A report from the Civil Rights Project at UCLA and the Center for Education and Civil Rights at the Pennsylvania State University, which was published in May, found racial and economic segregation is intensifying and spreading among American public schools due to demographic changes and a stall in desegregation regulations.
The report examined segregation in American schools in observance of the 65th anniversary of the Brown vs. Board of Education Supreme Court decision, which deemed racial segregation in public schools unconstitutional.
California has the most segregated Latino student population nationwide, with 58% of Latino students attending intensely segregated schools, according to the report. The study defines intensely segregated schools as those in which 90-100% of the student population is nonwhite.
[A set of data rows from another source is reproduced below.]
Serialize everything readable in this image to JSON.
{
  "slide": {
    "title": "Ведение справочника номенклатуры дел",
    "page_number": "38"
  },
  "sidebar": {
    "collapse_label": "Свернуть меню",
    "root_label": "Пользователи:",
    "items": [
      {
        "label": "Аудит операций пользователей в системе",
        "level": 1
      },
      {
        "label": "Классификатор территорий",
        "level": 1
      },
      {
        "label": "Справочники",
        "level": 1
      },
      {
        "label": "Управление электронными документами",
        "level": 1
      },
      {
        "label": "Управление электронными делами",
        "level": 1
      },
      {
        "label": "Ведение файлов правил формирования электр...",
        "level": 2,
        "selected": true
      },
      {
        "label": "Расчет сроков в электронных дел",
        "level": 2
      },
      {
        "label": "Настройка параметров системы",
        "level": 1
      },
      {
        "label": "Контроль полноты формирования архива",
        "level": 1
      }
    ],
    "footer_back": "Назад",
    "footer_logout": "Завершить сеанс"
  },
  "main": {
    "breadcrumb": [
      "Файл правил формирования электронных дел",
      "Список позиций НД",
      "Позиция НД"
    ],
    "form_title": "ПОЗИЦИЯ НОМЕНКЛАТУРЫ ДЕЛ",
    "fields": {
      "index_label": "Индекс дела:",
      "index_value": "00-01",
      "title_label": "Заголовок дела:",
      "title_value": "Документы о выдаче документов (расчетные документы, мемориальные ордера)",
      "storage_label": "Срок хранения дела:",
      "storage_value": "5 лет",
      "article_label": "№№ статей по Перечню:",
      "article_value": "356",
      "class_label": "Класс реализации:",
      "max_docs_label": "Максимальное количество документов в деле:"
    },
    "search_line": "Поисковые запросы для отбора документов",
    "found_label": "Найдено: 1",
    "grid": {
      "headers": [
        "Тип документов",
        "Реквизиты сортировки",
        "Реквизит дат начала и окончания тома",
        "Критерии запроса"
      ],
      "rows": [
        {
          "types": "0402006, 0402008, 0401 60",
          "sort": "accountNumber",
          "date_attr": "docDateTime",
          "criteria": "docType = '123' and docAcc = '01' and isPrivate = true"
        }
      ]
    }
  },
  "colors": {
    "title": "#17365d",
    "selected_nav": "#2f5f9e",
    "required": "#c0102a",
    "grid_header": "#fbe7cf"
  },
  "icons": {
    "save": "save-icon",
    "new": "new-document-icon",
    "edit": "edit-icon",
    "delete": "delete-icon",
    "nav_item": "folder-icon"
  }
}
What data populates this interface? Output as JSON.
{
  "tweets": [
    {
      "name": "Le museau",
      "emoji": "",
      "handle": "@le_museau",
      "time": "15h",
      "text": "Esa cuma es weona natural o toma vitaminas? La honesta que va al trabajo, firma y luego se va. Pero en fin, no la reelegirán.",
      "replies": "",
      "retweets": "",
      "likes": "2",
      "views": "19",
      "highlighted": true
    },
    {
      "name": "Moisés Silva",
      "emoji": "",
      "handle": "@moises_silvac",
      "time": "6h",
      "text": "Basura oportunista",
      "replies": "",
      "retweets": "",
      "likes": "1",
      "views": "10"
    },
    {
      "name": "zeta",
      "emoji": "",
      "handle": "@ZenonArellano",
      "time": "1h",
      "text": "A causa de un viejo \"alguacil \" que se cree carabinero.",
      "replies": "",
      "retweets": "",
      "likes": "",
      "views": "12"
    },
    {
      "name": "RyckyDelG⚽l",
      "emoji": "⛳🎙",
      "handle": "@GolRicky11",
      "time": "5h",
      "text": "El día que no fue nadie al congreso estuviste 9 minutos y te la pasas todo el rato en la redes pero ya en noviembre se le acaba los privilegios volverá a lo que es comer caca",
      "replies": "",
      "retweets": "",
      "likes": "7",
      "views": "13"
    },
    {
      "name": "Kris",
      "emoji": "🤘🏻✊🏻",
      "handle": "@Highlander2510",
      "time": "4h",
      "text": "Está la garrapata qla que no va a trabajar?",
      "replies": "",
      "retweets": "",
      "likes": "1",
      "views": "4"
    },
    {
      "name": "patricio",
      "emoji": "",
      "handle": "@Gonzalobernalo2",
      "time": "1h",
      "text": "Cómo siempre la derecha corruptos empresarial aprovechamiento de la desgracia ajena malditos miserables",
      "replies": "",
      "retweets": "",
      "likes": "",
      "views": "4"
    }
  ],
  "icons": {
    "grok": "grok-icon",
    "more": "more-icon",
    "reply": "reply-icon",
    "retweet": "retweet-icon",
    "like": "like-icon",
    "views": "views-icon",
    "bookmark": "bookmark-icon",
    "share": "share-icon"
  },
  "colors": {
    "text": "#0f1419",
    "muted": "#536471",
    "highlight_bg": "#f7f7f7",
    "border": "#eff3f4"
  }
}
The report found the share of intensely segregated schools more than tripled from 1988 to 2016, to the point where one out of five schools counts as intensely segregated, said Jenn Ayscue, an assistant education professor at North Carolina State University and co-author of the report.
Nationally, 40% of black students and 40% of Latino students attend intensely segregated schools, she added.
Gary Orfield, a professor of education, law, political science and urban planning at UCLA and co-author of the report, said he thinks progress made toward desegregation since the civil rights movement has largely been erased.
“We are back to the periods of the late 1960s in terms of levels of segregation,” Orfield said. “We’ve lost all the progress we made since the time of (Martin Luther King Jr.’s) death and we are going backward steadily.”
Orfield said the Latino population in the United States has quintupled since the 1970s, from 5% to 26%, due to factors including increased immigration and decreased domestic white birth rates.
These changes have led to residential segregation among communities, particularly among black and Latino students, he said. Residential segregation increases segregation within individual school districts because students are assigned to districts based on their residential locations, Orfield added.
Ayscue said the study found desegregation efforts in state and federal levels have stalled because schools are no longer legally required to desegregate.